Creativity, Inc. is a simple yet thought-provoking title that connects creativity and commercialization in Ed Catmull’s recent book about Pixar. Many, from creatives to pure finance types, still see the combination of art and commerce as contradictory. But you just can’t argue with Pixar’s success. Catmull reveals how creativity can be sustained within a corporate structure by actively removing unseen organizational impediments that obstruct the creative process.
At Strategos, we call those unseen organizational impediments Orthodoxies. Orthodoxies are deeply held and widely shared conventions or beliefs about products, markets, industries or any aspect of business that can blind us to opportunities. Some examples from Pixar include:
“Assembling freelancers builds efficient and effective teams.” Toy Story was created with the entertainment industry standard for production managers which is a freelance model. Once the production managers were employees, organizationally one team under Pixar, Catmull discovered a serious underlying rift between production and creative. Creative balked at the hierarchical communication structure imposed by the production managers. Production was frustrated by being treated as second class citizens which they tried to address by controlling communication channels. The real issues were around control and communication. By discovering and addressing these issues, Pixar created truly robust teams capable of repeatedly bringing blockbuster movies to life.
“The leadership committee needs to solve problems.” This general business belief assumes that executive expertise needs to be applied not only to identifying issues but also to finding the answers. Catmull separated these two roles. The Braintrust, Pixar’s review committee, is different. The two things that make the Braintrust different than other feedback mechanisms are that (a) those giving the feedback are experienced storytellers (SMEs (subject matter experts) in corporate-speak) and (b) the committee has no authority – changes are left to the director’s discretion. In this way, the director maintains ownership of his story but benefits from the experience of others. By overturning these orthodoxies and others, Pixar has been able to sustain creativity over many years through original story telling and technical advances in digital animation.
Catmull’s goal is to build a winning culture that outlasts Pixar’s founders who include himself and John Lasseter. He constantly looks into the organization to see what the needs are. He looks at his organization almost as a customer. Strategos uses Customer Insights to understand wants and needs of customers. We learn about the customer and then distill their desires into “Help me…” or “I need…” statements. An example of a Pixar insight is:
“Help me because I’m lost.” Catmull states, “People who take on complicated creative projects become lost at some point in the process.” He talks about even the best directors being overwhelmed by the creative process which is full of unknowns.
By understanding a need that a director would probably never articulate, Catmull has been able to build support mechanisms and processes that enable a culture of creativity.
At Strategos, we mash-up insights to get to ideas for change whether that’s change to processes or products or capabilities. We can see how mashing up a couple of the insights above could generate the idea of the Braintrust. If you overturn the Orthodoxy that leaders need to solve and look at the customer need for guidance, the Braintrust is a positive and powerful change from business as usual.

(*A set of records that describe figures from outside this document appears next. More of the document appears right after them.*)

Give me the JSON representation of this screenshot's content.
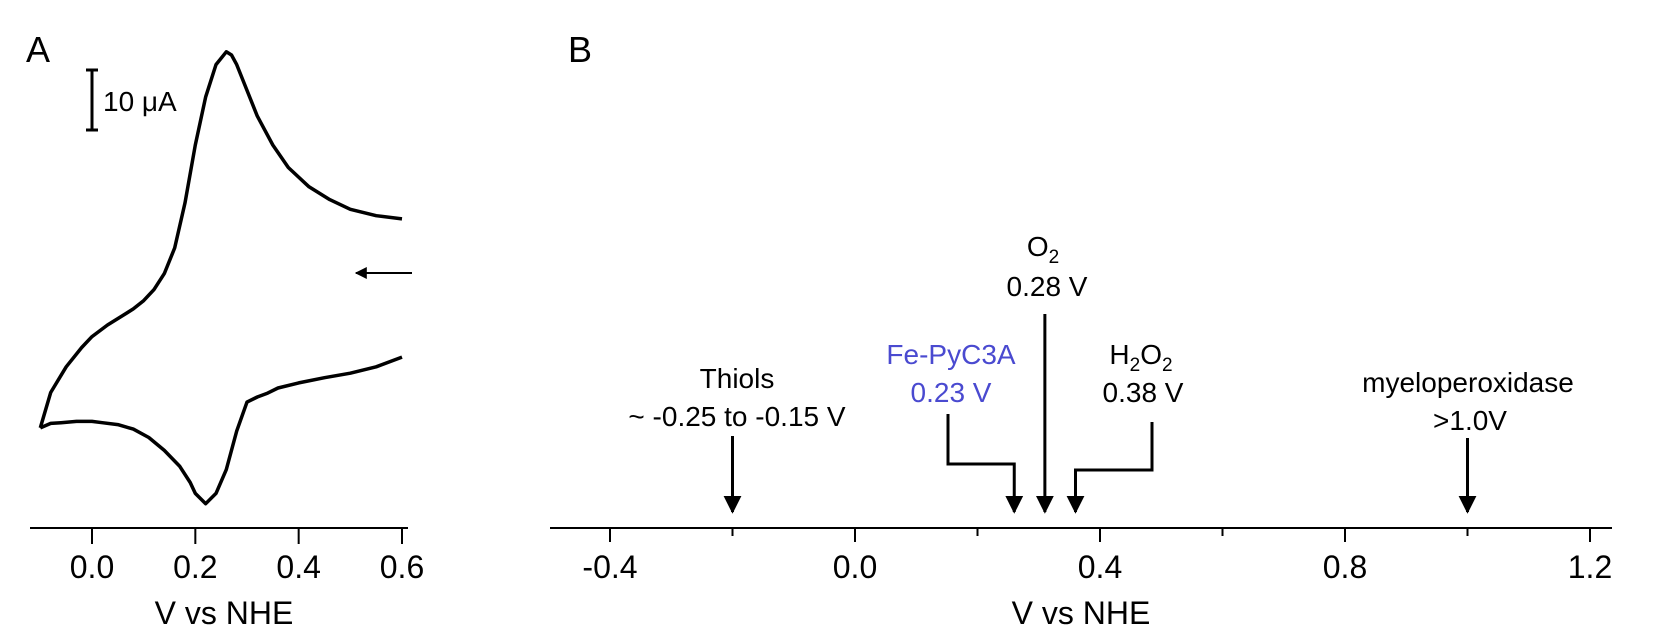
{
  "chart_data": [
    {
      "panel": "A",
      "type": "line",
      "xlabel": "V vs NHE",
      "ylabel": "",
      "xlim": [
        -0.1,
        0.6
      ],
      "xticks": [
        0.0,
        0.2,
        0.4,
        0.6
      ],
      "xtick_labels": [
        "0.0",
        "0.2",
        "0.4",
        "0.6"
      ],
      "scale_bar_label": "10 μA",
      "scale_bar_value_uA": 10,
      "grid": false,
      "ylim_uA": [
        -3,
        73
      ],
      "series": [
        {
          "segment": "forward",
          "x": [
            0.6,
            0.55,
            0.5,
            0.45,
            0.4,
            0.36,
            0.34,
            0.32,
            0.3,
            0.28,
            0.26,
            0.24,
            0.22,
            0.2,
            0.19,
            0.17,
            0.14,
            0.11,
            0.08,
            0.05,
            0.02,
            0.0,
            -0.03,
            -0.06,
            -0.08,
            -0.1
          ],
          "y": [
            23,
            21.5,
            20.5,
            19.8,
            19,
            18.2,
            17.4,
            16.8,
            16,
            11.5,
            5.5,
            1.8,
            0.2,
            1.8,
            3.5,
            6,
            8.5,
            10.5,
            11.8,
            12.5,
            12.8,
            13,
            13,
            12.8,
            12.7,
            12
          ]
        },
        {
          "segment": "reverse",
          "x": [
            -0.1,
            -0.08,
            -0.05,
            -0.02,
            0.0,
            0.03,
            0.06,
            0.08,
            0.1,
            0.12,
            0.14,
            0.16,
            0.18,
            0.2,
            0.22,
            0.24,
            0.26,
            0.27,
            0.28,
            0.3,
            0.32,
            0.35,
            0.38,
            0.42,
            0.46,
            0.5,
            0.55,
            0.6
          ],
          "y": [
            12,
            17.5,
            21.5,
            24.5,
            26.2,
            28,
            29.5,
            30.5,
            31.8,
            33.5,
            36,
            40,
            47,
            56,
            63.5,
            68.5,
            70.5,
            70,
            68.5,
            64.5,
            60.5,
            56,
            52.5,
            49.5,
            47.5,
            46,
            45,
            44.5
          ]
        }
      ],
      "annotations": [
        {
          "type": "arrow",
          "direction": "left",
          "at_x": 0.5,
          "at_y_uA": 21
        }
      ]
    },
    {
      "panel": "B",
      "type": "number-line",
      "xlabel": "V vs NHE",
      "xlim": [
        -0.5,
        1.2
      ],
      "xticks": [
        -0.4,
        0.0,
        0.4,
        0.8,
        1.2
      ],
      "xtick_labels": [
        "-0.4",
        "0.0",
        "0.4",
        "0.8",
        "1.2"
      ],
      "minor_xticks": [
        -0.2,
        0.2,
        0.6,
        1.0
      ],
      "markers": [
        {
          "name": "Thiols",
          "value_label": "~ -0.25 to -0.15 V",
          "x": -0.2,
          "color": "#000000"
        },
        {
          "name": "Fe-PyC3A",
          "value_label": "0.23 V",
          "x": 0.26,
          "color": "#4a4ad0"
        },
        {
          "name": "O",
          "subscript": "2",
          "value_label": "0.28 V",
          "x": 0.31,
          "color": "#000000"
        },
        {
          "name_parts": [
            "H",
            "2",
            "O",
            "2"
          ],
          "value_label": "0.38 V",
          "x": 0.36,
          "color": "#000000"
        },
        {
          "name": "myeloperoxidase",
          "value_label": ">1.0V",
          "x": 1.0,
          "color": "#000000"
        }
      ]
    }
  ],
  "labels": {
    "panel_a": "A",
    "panel_b": "B"
  }
}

Structure doesn’t equal hierarchy. I like this picture of a leaf that is a good visual representation of an effective but non-linear structure.
The structure of an open feedback process that keeps decision-making authority with the team fosters a healthy environment for creativity. It’s a support system that doesn’t predetermine an outcome. Structure for Pixar also includes its commitment to the digital animation technology platform. Pixar invented most of the technology through perseverance and investors with patience for the long-term. Again, though, the platform doesn’t prescribe an outcome. Catmull has a great line: “When it comes to creativity, the unknown is not our enemy.”
A key Strategos principle is “Diverge before you converge”. We discuss all sorts of possibilities with our clients, even those that are unlikely. We first ground the discussion with insights like the sampling above so that the dialogue is fact-based. The dialogue surfaces concerns but also plausible opportunities that often merit further exploration or experimentation. Break-through innovation can’t occur if ideas are judged under traditional metrics too quickly.
Catmull talks about this same concept in Chapter 7 – The Hungry Beast and the Ugly Baby. The need for profitable projects is the hungry beast and the fragile new idea is the ugly baby. He talks about balancing these two to ensure that the ugly baby is protected in order to grow into its full potential. He also talks about creating a safe environment where ideas can be openly discussed even if they don’t develop into marketable projects. These main concepts of patience and openness are key drivers of Pixar’s success.
Many of Catmull’s approaches align with the Strategos point-of-view. I didn’t expect such a clear overlap when I purchased the book. I was just looking for insight into the entertainment industry. Creativity, Inc. certainly delivers insight into a particular company and challenging industry but Catmull’s book also contains many transferable principles. I heartily recommend it to anyone. It’s well worth your time. It’s entertaining and instructive.